Search

Karen Hirschi lab getting media attention for recent publications on the production of blood stem cells from endothelium

Dr. Karen Hirschi’s laboratory in Cell Biology (along with collaborators from Yale University and Stanford University) are attracting considerable attention for two papers published in December, 2020 (Inside UVa and CBS channel 19 news). Dr. Hirschi’s laboratory is already one of the leading laboratories in the world studying the production of blood cells from a subset of vascular endothelial cells (referred to as the endothelial-to-hematopoietic transition or EHT).

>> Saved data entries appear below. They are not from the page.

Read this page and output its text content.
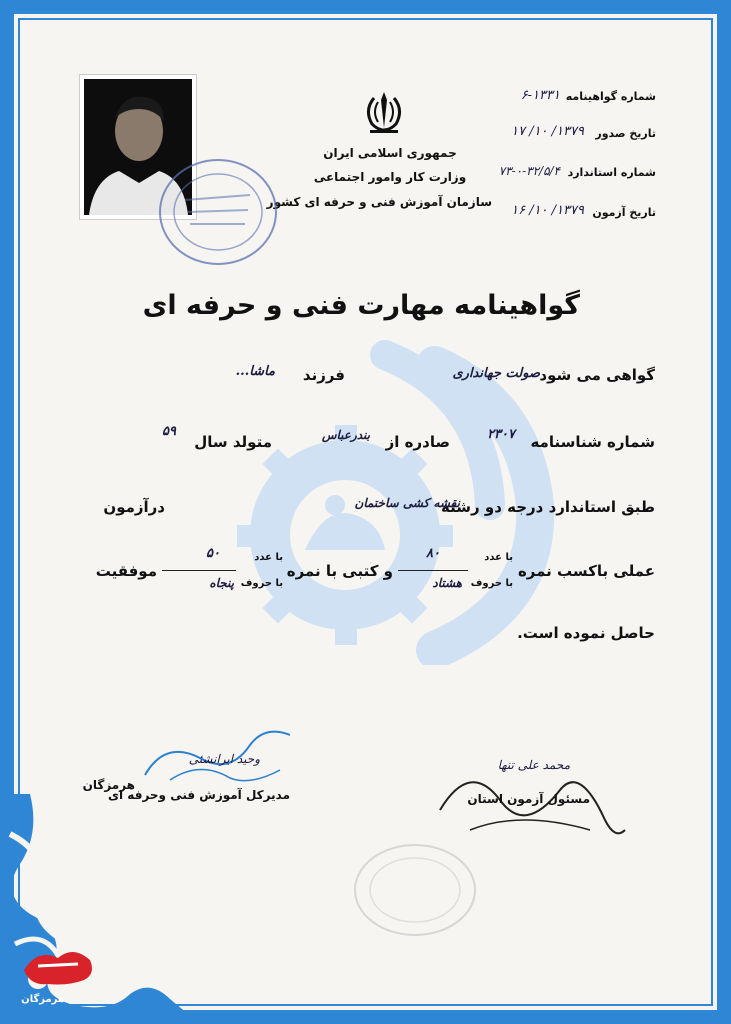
جمهوری اسلامی ایران
وزارت کار وامور اجتماعی
سازمان آموزش فنی و حرفه ای کشور
شماره گواهینامه
۶-۱۳۳۱
تاریخ صدور
۱۳۷۹/ ۱۰/ ۱۷
شماره استاندارد
۷۳-۰-۳۲/۵/۴
تاریخ آزمون
۱۳۷۹/ ۱۰/ ۱۶
گواهینامه مهارت فنی و حرفه ای
گواهی می شود
صولت جهانداری
فرزند
ماشا...
شماره شناسنامه
۲۳۰۷
صادره از
بندرعباس
متولد سال
۵۹
طبق استاندارد درجه دو رشته
نقشه کشی ساختمان
درآزمون
عملی باکسب نمره
با عدد
با حروف
۸۰
هشتاد
و کتبی با نمره
با عدد
با حروف
۵۰
پنجاه
موفقیت
حاصل نموده است.
وحید ایرانشئی
مدیرکل آموزش فنی وحرفه ای
هرمزگان
محمد علی تنها
مسئول آزمون استان
هرمزگان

Hirshi Lab Group Photo This is a normal developmental process but a careful understanding of its mechanism could provide clinical tools for producing blood stem cells outside the human body for patients with a variety of conditions. In a paper published in December in Science, Hirschi and her colleagues showed that the pattern of N-glycosylation of various proteins, such as Adam-10, in endothelial cells regulates EHT. The regulation of N-glycosylation of endothelial glycoproteins is itself regulated by a microRNA, miR-223. In a paper published in December in Cell Reports, Hirschi and colleagues showed that retinoic acid signaling is required for the specification of human blood-forming, or hemogenic, endothelial cells. They developed a protocol for deriving endothelial cells from human stem cells and for specifying them as hemogenic endothelial cells. This work has enormous implications for regenerative medicine.